If life were just about cozy socks, maybe adding hot chocolate, reading material and a log on the fire would give most of us enough peace for a long time. But the socks eventually need changing, the chocolate is enjoyed and the log burns down. The book is read. Yet the story is not over since the moment, if we are lucky to have it, is but a page in life.
It took a snowstorm to bring the metaphorical equivalent of that moment to me in my particular part of the Northeast where a relatively weak but genuine “blizzard” hit us for the first time in decades. We have had plenty of snowstorms and drifting over the years but not such fierce winds that even just a foot or so of snow was made into mountains here and there. Bitter cold, too.
Travelers returning to home and hearth after the Christmas holiday were caught in the storm, though most people were able to sit within and chill out, the Sunday after set to 33 1/3 rpm rather than 78, the stomach satiated enough that it could rest and sufficient presents to keep children occupied and out of the SUVs where all too many seem to spend all too much time going to their numerous appointments.
I did not cozy up to a book, though other family members, good readers all, were happy to do so. I did not change into cozy socks though I received a few pairs under the tree, and I am not a hot chocolate fan. But a good microbrew, a newspaper and three pairs of already washed socks brought the purring on in my quiet moment, stolen from the fast pace of life as if I were on a fast train that had pulled into a siding.

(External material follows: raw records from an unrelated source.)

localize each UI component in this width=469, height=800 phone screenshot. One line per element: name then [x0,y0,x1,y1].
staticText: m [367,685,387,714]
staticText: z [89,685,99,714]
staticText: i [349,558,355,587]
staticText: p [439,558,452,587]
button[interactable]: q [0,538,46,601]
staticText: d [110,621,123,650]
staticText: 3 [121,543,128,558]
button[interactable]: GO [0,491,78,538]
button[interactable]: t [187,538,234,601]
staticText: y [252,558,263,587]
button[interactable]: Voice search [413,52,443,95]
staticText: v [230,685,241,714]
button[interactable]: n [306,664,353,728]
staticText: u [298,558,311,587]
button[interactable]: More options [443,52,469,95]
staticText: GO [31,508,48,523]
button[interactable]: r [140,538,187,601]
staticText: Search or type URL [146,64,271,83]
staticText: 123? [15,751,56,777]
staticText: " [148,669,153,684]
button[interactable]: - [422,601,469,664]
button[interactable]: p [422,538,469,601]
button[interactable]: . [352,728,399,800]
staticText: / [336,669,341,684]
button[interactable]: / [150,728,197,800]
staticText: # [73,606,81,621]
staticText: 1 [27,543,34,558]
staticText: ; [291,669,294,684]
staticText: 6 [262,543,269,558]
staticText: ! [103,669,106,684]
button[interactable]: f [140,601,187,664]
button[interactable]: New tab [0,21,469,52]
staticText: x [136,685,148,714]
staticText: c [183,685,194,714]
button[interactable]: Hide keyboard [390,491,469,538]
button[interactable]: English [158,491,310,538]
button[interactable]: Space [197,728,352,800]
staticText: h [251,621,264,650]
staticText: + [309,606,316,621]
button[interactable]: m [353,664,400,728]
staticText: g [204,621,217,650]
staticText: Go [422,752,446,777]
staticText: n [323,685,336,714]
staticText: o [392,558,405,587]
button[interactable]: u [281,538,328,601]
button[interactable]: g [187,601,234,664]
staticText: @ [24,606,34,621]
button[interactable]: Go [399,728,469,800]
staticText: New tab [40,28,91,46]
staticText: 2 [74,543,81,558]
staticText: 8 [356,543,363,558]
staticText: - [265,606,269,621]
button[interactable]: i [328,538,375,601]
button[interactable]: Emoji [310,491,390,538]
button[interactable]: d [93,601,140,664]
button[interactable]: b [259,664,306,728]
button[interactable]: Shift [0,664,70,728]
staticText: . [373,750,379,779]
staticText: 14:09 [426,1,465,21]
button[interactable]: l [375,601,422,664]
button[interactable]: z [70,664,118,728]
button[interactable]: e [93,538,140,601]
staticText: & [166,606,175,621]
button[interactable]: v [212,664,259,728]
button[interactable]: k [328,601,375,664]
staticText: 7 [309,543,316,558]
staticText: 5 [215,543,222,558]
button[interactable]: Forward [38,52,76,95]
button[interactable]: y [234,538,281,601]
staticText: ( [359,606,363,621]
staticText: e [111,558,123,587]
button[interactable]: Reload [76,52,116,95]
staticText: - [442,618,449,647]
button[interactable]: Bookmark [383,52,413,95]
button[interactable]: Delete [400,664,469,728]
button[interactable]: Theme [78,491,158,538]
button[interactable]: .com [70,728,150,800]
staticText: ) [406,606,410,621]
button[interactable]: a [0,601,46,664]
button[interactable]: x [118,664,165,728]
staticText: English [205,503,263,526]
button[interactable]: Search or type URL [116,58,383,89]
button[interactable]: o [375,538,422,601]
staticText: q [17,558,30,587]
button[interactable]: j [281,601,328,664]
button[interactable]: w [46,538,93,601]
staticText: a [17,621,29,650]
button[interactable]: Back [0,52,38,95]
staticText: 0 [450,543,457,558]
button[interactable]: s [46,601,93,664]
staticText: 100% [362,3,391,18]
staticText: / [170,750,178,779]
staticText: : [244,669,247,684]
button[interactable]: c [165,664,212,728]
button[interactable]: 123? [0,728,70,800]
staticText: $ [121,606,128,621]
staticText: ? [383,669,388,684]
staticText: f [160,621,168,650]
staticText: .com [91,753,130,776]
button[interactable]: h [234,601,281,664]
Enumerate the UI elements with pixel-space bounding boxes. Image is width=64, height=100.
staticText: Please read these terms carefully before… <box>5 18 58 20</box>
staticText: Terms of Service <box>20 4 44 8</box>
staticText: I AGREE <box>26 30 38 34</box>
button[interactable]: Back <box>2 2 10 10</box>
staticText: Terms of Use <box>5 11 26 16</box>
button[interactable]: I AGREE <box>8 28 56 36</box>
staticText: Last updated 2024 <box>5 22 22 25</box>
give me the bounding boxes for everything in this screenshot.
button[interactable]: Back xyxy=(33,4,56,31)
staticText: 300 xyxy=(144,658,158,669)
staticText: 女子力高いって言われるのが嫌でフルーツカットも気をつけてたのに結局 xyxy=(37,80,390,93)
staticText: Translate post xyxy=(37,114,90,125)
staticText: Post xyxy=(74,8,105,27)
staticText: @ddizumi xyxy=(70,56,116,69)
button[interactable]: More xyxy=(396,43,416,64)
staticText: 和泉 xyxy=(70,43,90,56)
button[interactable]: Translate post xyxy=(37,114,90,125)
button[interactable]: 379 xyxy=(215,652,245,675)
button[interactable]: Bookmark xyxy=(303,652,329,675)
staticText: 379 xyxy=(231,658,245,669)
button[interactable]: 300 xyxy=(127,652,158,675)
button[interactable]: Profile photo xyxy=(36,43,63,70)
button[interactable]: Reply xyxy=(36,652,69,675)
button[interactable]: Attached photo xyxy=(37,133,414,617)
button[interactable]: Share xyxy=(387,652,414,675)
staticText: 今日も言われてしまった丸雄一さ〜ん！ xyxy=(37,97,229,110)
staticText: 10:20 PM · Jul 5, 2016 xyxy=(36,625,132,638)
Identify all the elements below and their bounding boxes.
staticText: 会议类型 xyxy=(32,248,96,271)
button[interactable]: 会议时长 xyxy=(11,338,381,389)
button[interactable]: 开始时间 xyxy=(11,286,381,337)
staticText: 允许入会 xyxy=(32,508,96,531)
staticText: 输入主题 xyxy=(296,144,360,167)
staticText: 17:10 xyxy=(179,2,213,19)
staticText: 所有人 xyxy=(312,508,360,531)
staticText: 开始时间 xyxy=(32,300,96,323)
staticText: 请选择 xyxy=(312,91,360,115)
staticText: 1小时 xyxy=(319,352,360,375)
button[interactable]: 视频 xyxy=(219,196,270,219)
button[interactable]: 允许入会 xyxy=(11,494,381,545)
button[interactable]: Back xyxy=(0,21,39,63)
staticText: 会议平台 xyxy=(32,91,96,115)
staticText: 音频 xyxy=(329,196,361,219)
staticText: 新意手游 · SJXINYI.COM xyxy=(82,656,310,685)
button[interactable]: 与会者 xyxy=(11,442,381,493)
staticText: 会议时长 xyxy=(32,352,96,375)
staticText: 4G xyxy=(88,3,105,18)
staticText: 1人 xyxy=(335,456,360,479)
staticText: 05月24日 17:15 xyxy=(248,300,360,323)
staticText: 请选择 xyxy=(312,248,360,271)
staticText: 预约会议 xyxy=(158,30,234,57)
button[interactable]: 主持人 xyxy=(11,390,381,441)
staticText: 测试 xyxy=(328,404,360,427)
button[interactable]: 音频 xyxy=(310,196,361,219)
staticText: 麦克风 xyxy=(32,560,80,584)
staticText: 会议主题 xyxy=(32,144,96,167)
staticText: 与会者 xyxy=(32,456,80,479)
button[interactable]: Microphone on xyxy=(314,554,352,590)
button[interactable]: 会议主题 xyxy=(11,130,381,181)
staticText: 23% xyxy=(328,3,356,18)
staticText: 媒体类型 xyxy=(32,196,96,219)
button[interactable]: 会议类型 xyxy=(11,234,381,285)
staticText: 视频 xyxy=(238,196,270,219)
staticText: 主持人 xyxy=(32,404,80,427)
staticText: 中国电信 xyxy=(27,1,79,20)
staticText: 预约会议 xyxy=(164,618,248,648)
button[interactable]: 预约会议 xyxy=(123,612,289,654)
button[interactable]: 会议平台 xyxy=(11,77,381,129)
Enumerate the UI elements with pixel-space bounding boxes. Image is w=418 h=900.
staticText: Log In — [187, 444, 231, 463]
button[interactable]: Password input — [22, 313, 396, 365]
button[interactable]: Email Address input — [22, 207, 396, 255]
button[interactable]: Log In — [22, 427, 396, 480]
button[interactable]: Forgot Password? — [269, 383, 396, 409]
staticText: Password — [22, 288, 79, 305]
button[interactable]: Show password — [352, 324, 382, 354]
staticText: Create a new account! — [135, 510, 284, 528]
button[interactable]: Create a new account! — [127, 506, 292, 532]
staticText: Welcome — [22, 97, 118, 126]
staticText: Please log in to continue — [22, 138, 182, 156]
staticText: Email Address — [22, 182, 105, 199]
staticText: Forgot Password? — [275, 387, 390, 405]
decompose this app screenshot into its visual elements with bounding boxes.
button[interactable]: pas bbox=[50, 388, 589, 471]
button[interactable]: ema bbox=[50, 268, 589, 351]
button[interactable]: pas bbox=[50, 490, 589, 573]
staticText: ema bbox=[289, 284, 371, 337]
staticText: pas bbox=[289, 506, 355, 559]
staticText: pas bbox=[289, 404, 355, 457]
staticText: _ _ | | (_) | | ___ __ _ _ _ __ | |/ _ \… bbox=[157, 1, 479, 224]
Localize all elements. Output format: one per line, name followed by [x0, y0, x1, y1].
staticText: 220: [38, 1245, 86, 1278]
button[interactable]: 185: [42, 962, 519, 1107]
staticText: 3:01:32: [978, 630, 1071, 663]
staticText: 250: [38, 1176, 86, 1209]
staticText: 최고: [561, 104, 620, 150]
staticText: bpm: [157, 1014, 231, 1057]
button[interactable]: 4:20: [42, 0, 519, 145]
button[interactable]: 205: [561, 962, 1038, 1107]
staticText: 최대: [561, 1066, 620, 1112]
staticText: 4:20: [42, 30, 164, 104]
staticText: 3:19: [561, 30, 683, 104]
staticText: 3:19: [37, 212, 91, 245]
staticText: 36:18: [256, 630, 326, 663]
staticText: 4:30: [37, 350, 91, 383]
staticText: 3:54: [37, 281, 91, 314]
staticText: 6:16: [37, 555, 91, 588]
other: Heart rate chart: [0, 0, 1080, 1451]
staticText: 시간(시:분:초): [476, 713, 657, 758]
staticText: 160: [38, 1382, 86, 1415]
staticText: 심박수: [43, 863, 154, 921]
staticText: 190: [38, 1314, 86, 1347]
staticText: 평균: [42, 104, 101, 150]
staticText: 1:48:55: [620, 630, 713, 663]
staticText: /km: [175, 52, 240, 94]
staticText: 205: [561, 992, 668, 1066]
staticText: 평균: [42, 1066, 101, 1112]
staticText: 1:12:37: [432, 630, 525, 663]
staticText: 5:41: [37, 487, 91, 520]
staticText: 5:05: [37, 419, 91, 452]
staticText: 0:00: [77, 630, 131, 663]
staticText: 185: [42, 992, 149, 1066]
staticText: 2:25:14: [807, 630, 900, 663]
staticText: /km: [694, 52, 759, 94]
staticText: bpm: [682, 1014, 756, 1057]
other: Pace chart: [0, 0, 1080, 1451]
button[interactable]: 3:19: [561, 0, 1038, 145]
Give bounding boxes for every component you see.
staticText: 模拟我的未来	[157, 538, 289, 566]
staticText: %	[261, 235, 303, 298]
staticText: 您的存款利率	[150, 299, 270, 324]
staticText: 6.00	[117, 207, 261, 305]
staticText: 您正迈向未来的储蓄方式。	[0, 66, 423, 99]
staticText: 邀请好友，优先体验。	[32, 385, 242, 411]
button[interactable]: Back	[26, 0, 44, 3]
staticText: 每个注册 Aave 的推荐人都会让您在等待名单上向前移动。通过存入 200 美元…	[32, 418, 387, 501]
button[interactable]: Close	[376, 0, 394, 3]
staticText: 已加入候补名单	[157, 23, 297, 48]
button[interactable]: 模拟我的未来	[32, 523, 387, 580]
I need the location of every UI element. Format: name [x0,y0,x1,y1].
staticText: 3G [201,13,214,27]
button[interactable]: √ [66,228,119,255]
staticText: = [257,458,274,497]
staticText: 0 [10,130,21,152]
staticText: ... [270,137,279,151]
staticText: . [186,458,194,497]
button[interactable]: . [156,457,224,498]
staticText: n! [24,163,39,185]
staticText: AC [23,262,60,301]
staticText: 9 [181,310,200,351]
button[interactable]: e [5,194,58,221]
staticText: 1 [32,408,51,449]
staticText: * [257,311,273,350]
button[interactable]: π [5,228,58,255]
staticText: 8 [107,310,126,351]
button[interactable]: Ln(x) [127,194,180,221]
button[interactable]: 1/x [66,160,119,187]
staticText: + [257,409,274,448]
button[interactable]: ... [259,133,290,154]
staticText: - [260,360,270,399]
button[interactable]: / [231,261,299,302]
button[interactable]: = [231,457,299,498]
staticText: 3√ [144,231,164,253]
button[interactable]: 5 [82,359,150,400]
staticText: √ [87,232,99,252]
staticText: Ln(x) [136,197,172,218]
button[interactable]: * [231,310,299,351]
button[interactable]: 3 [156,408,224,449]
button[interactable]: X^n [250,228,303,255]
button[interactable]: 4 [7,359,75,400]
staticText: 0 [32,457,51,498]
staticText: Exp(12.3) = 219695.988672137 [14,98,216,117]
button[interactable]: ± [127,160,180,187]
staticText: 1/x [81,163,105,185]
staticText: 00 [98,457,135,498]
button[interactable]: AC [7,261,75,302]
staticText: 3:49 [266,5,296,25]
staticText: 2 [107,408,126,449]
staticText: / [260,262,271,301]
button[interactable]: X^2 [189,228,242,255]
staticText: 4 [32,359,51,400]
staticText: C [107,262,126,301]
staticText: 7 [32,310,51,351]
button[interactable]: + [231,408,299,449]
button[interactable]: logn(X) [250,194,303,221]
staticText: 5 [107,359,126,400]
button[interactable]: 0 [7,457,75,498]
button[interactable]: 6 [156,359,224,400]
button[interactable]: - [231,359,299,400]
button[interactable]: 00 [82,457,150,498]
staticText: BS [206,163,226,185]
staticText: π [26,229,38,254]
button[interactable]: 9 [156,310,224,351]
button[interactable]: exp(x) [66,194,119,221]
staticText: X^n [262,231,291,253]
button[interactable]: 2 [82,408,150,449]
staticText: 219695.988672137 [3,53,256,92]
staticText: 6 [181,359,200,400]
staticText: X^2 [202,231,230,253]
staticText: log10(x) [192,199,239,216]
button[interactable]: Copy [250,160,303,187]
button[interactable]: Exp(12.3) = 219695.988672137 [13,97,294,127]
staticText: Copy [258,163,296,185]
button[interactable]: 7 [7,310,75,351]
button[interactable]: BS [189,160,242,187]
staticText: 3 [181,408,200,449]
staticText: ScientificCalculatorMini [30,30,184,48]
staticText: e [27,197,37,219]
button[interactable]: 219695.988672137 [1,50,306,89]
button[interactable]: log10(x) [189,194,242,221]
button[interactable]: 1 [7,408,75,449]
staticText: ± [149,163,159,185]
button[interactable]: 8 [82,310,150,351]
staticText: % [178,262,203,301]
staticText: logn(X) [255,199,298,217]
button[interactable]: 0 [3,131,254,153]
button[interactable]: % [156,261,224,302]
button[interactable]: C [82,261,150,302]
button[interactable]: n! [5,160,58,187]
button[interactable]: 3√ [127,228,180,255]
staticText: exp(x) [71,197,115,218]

There I remained for a good part of the day, happy that the hands of the clock did not move so fast, happy that I barely looked at the time. I sought no complication, did not push my brain to rack over political mistakes in my beloved country. I just put my being on autopilot and perused – did not study – the paper. The beer was not swished but sipped, and my three pairs of socks, regulation uniform on a cold day, constantly telegraphed that they were keeping my feet warm. Reassurance of blessed simplicity
What more could I want in my quiet? Not a thing, except perhaps that it last a bit longer.